No dia seguinte, estava no hospital
a conhecer uma mulher sorridente, forte, simpática, mas com a atitude que anos
e anos de jornalismo me ensinaram a distinguir: frontal. Sem medo. Olhos nos
olhos. Nessa primeira consulta, a dra. M., em breve apenas M., pega descontraidamente
numa folha branca e numa clássica Bic e começa a desenhar os meus pulmões, para
explicar quão grave é a situação. Antes, perguntara-me se era dos que
aguentavam a verdade ou preferiam não saber. Respondi que queria saber, mesmo
que pudesse não aguentar a verdade. Ela olhou para mim, sorriu e tranquilizou-me:
aguenta, acho que aguenta. Senti-me confortado. Ou pelo menos bem enganado. Vamos
lá. E a dra. M. começou a desenhar o que seria, previsivelmente, um final à vista.
Para ser sincero, ouvi tudo como se me estivesse a falar de outra pessoa.
Parecia que repentinamente tinha ganho uma distância improvável sobre o que
dizia e o que, passe a redundância, me dizia respeito. Aquilo não devia ser comigo.

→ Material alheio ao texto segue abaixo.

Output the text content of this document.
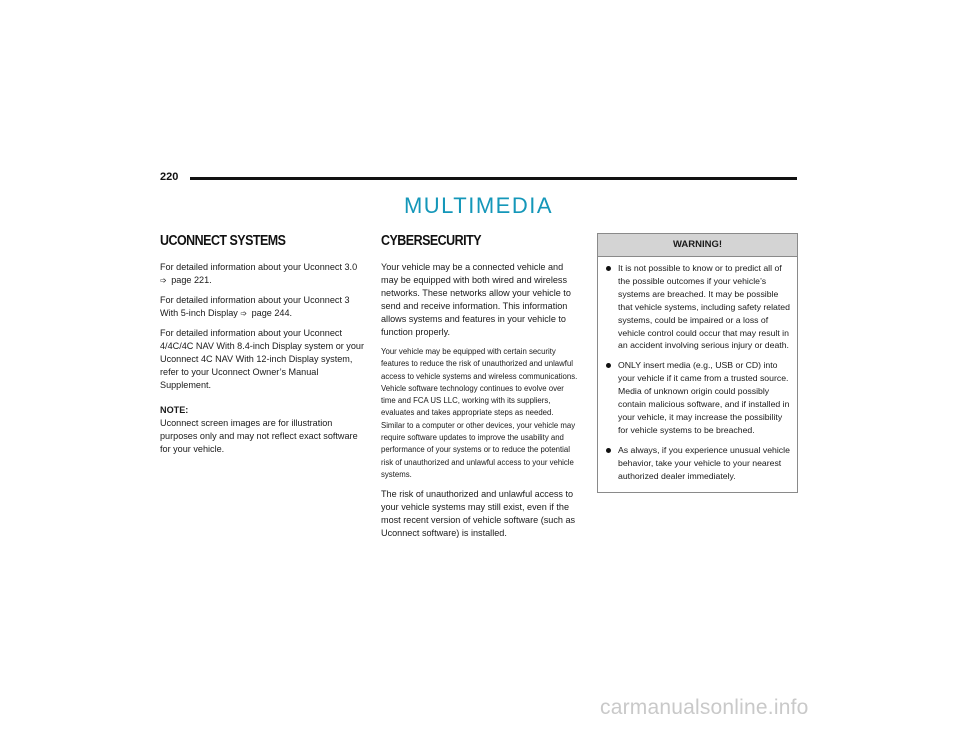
220
MULTIMEDIA
UCONNECT SYSTEMS

For detailed information about your Uconnect 3.0
➩ page 221.

For detailed information about your Uconnect 3 With 5-inch Display ➩ page 244.

For detailed information about your Uconnect 4/4C/4C NAV With 8.4-inch Display system or your Uconnect 4C NAV With 12-inch Display system, refer to your Uconnect Owner’s Manual Supplement.

NOTE:

Uconnect screen images are for illustration purposes only and may not reflect exact software for your vehicle.

CYBERSECURITY

Your vehicle may be a connected vehicle and may be equipped with both wired and wireless networks. These networks allow your vehicle to send and receive information. This information allows systems and features in your vehicle to function properly.

Your vehicle may be equipped with certain security features to reduce the risk of unauthorized and unlawful access to vehicle systems and wireless communications. Vehicle software technology continues to evolve over time and FCA US LLC, working with its suppliers, evaluates and takes appropriate steps as needed. Similar to a computer or other devices, your vehicle may require software updates to improve the usability and performance of your systems or to reduce the potential risk of unauthorized and unlawful access to your vehicle systems.

The risk of unauthorized and unlawful access to your vehicle systems may still exist, even if the most recent version of vehicle software (such as Uconnect software) is installed.

WARNING!
It is not possible to know or to predict all of the possible outcomes if your vehicle’s systems are breached. It may be possible that vehicle systems, including safety related systems, could be impaired or a loss of vehicle control could occur that may result in an accident involving serious injury or death.
ONLY insert media (e.g., USB or CD) into your vehicle if it came from a trusted source. Media of unknown origin could possibly contain malicious software, and if installed in your vehicle, it may increase the possibility for vehicle systems to be breached.
As always, if you experience unusual vehicle behavior, take your vehicle to your nearest authorized dealer immediately.
carmanualsonline.info
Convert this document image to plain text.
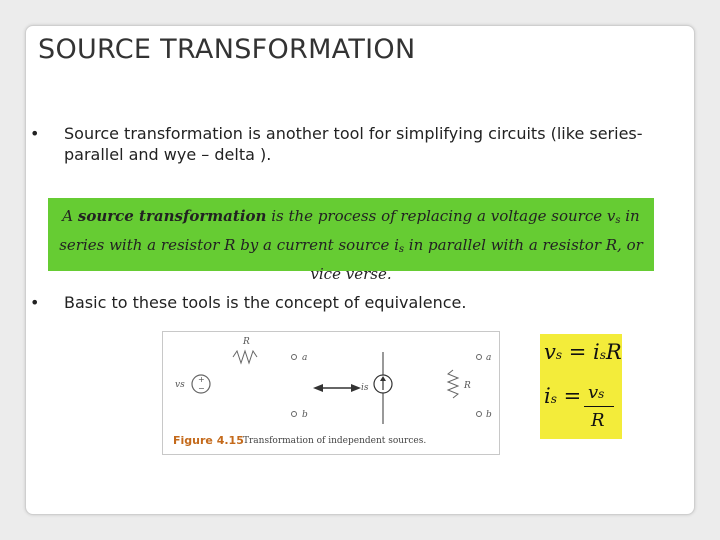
SOURCE TRANSFORMATION
• Source transformation is another tool for simplifying circuits (like series-parallel and wye – delta ).
A source transformation is the process of replacing a voltage source $v_s$ in series with a resistor R by a current source $i_s$ in parallel with a resistor R, or vice verse.
• Basic to these tools is the concept of equivalence.
R
+
−
vs
a
b
is	R
a
b
Figure 4.15 Transformation of independent sources.
vs = isR
is = vs
R
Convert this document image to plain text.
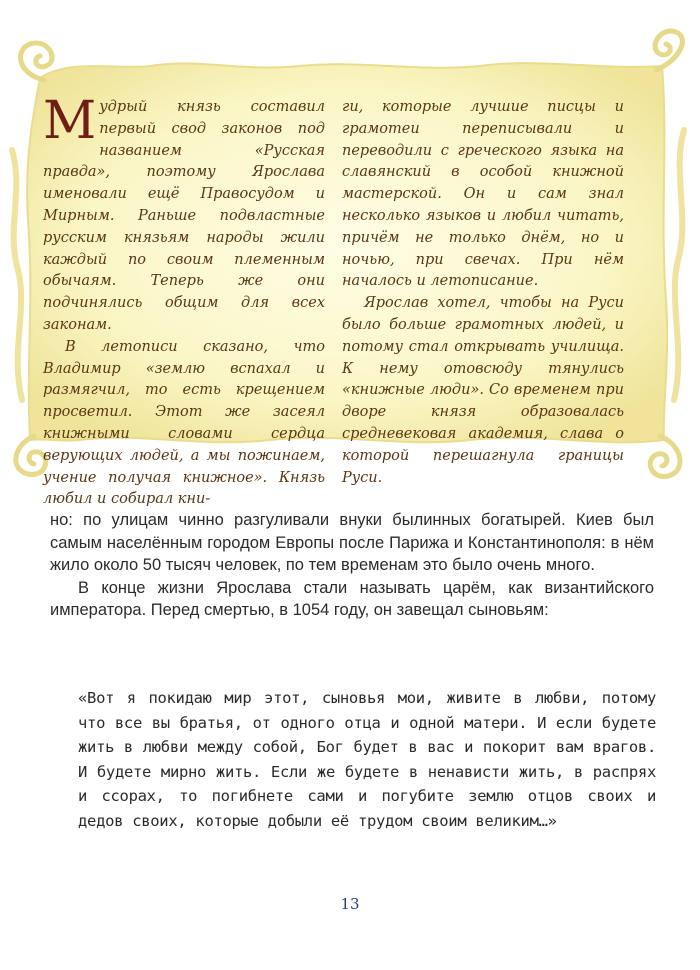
Мудрый князь составил первый свод законов под названием «Русская правда», поэтому Ярослава именовали ещё Правосудом и Мирным. Раньше подвластные русским князьям народы жили каждый по своим племенным обычаям. Теперь же они подчинялись общим для всех законам.

В летописи сказано, что Владимир «землю вспахал и размягчил, то есть крещением просветил. Этот же засеял книжными словами сердца верующих людей, а мы пожинаем, учение получая книжное». Князь любил и собирал кни-

ги, которые лучшие писцы и грамотеи переписывали и переводили с греческого языка на славянский в особой книжной мастерской. Он и сам знал несколько языков и любил читать, причём не только днём, но и ночью, при свечах. При нём началось и летописание.

Ярослав хотел, чтобы на Руси было больше грамотных людей, и потому стал открывать училища. К нему отовсюду тянулись «книжные люди». Со временем при дворе князя образовалась средневековая академия, слава о которой перешагнула границы Руси.

но: по улицам чинно разгуливали внуки былинных богатырей. Киев был самым населённым городом Европы после Парижа и Константинополя: в нём жило около 50 тысяч человек, по тем временам это было очень много.

В конце жизни Ярослава стали называть царём, как византийского императора. Перед смертью, в 1054 году, он завещал сыновьям:

«Вот я покидаю мир этот, сыновья мои, живите в любви, потому что все вы братья, от одного отца и одной матери. И если будете жить в любви между собой, Бог будет в вас и покорит вам врагов. И будете мирно жить. Если же будете в ненависти жить, в распрях и ссорах, то погибнете сами и погубите землю отцов своих и дедов своих, которые добыли её трудом своим великим…»

13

Será isto a maturidade? A estupidez
pura de quem enterra a cabeça na areia? Ou será apenas o primeiro impacto de
algo que, estou consciente, vai viver comigo daqui para a frente, sejam meses ou
anos, e em breve cairei na realidade e serei, como Roger Vailland escreveu, o
homem mais infeliz do mundo?» In Pedro Rolo Duarte, Não Respire, Letras
& Diálogos, Manuscrito, Editorial Presença, 2018, ISBN 978-989-887-150-3.